38. The device of claim 36, wherein said inlet and outlet openings are connected to feed and drain channels extending through said electrode.

39. The device of claim 36, wherein said inlet and outlet openings are connected to feed and drain channels extending through said mask.

40. A device for the galvanic surface treatment of work pieces comprising:

a holder for receiving a work piece, said holder comprising a mask made of an electrically insulating material surrounding an outer surface of said work piece, and further comprising a least a first part and a second part;

means for moving at least one of said first and second parts relative to another one of said first and second parts for forming a closed process chamber when resting against said work piece and said mask;

at least one electrode arranged in fluid communication with said process chamber;

means for connecting said electrode to one pole of a DC power source;

means for connecting said work piece to another pole of said DC power source;

a mask made of an electrically insulating material surrounding an outer surface of said work piece;

wherein

said process chamber is formed at least between an outer surface of said work piece and a surface selected from the group formed by said mask, said electrode, said first part and said second part;

said inlet openings and outlet openings are arranged in a pattern formed by alternating inlet openings and outlet openings yielding into said process chamber and being connected to feed and drain channels extending through at least one part selected from the group formed by said mask and said electrode;

said first and second parts comprise surfaces shaped for resting against end surfaces of said work piece for clamping said work piece and said mask there between.

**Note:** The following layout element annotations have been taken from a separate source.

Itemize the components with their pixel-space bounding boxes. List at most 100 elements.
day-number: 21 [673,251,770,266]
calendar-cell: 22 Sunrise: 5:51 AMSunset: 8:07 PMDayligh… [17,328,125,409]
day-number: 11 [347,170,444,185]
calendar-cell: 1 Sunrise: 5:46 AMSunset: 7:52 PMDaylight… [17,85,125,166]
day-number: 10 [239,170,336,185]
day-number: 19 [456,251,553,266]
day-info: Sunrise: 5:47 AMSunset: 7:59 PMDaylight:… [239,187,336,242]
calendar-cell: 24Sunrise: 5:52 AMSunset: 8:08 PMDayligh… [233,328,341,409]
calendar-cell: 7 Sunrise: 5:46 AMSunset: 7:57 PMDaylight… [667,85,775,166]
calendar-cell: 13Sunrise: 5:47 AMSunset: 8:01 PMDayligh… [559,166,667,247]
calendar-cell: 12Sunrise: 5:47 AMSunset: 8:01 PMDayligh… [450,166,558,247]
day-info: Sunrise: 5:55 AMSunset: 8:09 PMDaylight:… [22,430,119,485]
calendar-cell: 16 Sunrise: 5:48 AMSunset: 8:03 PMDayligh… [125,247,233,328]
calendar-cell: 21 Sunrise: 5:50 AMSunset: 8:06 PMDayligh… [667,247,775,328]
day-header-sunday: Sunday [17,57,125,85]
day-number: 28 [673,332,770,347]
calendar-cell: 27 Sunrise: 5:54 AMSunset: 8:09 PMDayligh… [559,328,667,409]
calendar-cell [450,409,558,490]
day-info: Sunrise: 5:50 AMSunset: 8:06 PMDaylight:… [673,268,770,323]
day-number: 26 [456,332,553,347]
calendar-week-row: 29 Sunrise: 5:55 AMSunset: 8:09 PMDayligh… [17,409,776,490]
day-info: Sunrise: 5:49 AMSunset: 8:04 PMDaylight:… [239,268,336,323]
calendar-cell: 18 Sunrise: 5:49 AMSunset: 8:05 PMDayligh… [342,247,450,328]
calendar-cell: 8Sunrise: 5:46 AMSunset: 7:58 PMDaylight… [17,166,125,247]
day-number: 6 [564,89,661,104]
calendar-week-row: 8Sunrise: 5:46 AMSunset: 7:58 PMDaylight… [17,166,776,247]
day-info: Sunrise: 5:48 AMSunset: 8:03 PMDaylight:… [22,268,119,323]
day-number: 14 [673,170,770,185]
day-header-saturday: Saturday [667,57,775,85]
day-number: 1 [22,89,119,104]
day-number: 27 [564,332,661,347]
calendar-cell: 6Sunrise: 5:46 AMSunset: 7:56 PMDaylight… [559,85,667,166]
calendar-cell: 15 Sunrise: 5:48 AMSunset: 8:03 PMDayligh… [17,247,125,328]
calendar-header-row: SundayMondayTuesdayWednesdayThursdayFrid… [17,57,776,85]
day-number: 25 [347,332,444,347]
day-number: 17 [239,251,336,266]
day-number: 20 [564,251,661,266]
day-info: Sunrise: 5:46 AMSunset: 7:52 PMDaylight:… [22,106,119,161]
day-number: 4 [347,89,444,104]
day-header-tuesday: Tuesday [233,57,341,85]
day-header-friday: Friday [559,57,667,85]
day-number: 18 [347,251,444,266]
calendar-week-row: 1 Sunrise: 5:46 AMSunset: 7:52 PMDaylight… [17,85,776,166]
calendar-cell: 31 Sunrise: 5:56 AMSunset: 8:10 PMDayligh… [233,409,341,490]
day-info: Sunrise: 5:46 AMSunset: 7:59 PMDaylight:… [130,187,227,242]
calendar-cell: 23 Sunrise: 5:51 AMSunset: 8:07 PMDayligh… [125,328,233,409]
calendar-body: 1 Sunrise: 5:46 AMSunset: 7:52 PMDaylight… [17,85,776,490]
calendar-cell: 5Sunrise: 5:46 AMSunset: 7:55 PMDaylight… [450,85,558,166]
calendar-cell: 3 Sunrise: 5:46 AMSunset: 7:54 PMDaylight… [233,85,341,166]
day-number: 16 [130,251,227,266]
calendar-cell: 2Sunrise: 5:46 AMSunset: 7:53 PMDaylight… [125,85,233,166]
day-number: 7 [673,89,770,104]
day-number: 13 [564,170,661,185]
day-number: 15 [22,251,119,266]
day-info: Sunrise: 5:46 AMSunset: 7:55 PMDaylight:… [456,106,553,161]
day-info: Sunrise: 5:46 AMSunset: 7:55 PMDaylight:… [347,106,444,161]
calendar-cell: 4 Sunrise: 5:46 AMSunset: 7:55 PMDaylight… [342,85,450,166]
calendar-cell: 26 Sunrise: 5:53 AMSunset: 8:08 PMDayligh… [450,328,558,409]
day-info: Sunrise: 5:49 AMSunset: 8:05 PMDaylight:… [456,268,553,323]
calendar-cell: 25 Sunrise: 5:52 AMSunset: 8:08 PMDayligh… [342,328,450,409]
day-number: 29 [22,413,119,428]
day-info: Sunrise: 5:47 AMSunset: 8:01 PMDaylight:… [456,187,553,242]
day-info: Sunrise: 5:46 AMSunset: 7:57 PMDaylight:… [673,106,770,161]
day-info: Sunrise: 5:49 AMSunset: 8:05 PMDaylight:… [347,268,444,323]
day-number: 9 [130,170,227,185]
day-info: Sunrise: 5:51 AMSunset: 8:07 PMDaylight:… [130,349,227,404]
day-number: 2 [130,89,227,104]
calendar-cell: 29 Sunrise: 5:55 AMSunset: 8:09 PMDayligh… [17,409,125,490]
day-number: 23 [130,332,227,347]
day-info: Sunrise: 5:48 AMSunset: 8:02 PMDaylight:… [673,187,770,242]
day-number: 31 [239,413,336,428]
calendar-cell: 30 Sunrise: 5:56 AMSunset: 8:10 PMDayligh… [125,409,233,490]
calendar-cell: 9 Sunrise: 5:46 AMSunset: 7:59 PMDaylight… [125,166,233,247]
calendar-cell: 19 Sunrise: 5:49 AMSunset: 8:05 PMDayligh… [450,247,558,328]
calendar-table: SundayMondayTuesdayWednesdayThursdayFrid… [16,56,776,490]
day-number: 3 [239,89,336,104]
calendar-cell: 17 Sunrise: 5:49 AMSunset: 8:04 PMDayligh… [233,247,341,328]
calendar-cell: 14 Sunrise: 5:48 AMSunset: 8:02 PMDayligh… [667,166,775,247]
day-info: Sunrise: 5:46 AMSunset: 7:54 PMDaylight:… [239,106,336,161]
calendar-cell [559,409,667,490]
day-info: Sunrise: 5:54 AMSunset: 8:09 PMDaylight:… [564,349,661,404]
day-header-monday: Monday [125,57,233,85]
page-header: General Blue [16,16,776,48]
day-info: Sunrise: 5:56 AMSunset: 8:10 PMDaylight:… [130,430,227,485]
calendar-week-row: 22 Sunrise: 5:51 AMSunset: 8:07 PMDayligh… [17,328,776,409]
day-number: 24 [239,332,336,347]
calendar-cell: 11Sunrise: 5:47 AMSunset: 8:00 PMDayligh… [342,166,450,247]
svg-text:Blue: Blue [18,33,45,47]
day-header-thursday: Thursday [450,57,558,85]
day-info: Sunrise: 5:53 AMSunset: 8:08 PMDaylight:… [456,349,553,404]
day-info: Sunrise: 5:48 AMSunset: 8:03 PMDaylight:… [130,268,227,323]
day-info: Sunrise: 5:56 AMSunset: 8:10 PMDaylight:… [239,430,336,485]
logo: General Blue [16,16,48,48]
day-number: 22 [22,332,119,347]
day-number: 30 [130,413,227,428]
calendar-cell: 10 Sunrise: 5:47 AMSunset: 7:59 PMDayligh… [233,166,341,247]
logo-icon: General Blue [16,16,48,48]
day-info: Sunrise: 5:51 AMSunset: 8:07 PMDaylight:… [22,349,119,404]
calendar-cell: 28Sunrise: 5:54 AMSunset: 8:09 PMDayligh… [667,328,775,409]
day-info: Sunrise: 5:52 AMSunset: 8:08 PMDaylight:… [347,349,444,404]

41. The device of claim 1 wherein said inlet and outlet openings are arranged in a common surface of said holder.

42. The device of claim 2 wherein said inlet and outlet openings are arranged in a common surface of said holder.

43. A device for the galvanic surface treatment of work pieces comprising:

means for connecting said work piece to another pole of said DC power source;

44. A process for the galvanic surface treatment of work pieces within a closed process chamber, comprising the following steps:

clamping the work piece within a holder for forming a closed process chamber through which process fluid is fed, wherein at least one surface of said work piece is exposed to said process chamber;

contacting said work piece and connecting with a DC power source;

arranging at least one electrode at a distance from said work piece:but in fluid communication with said process chamber and connecting to an opposite pole of said DC power source;

feeding process fluid into said process chamber through a plurality of inlet openings arranged at a distance from said exposed surface of said work piece;

removing process fluid from said process chamber through a plurality of outlet openings, wherein said inlet openings and said outlet openings are arranged alternatingly with each other.

45. A process for the galvanic surface treatment of work pieces within a closed process chamber, comprising the following steps:

contacting said work piece and connecting with a DC power source;

arranging at least one electrode at a distance from said work piece but in fluid communication with said process chamber and connecting to an opposite pole of said DC power source;

removing process fluid from said process chamber through a plurality of outlet openings, wherein groups of said inlet openings and said outlet openings are arranged alternatingly with each other.

46. The process of claim 44 wherein said inlet and outlet openings are arranged in a common surface of said holder.

47. The process of claim 45 wherein said inlet and outlet openings are arranged in a common surface of said holder.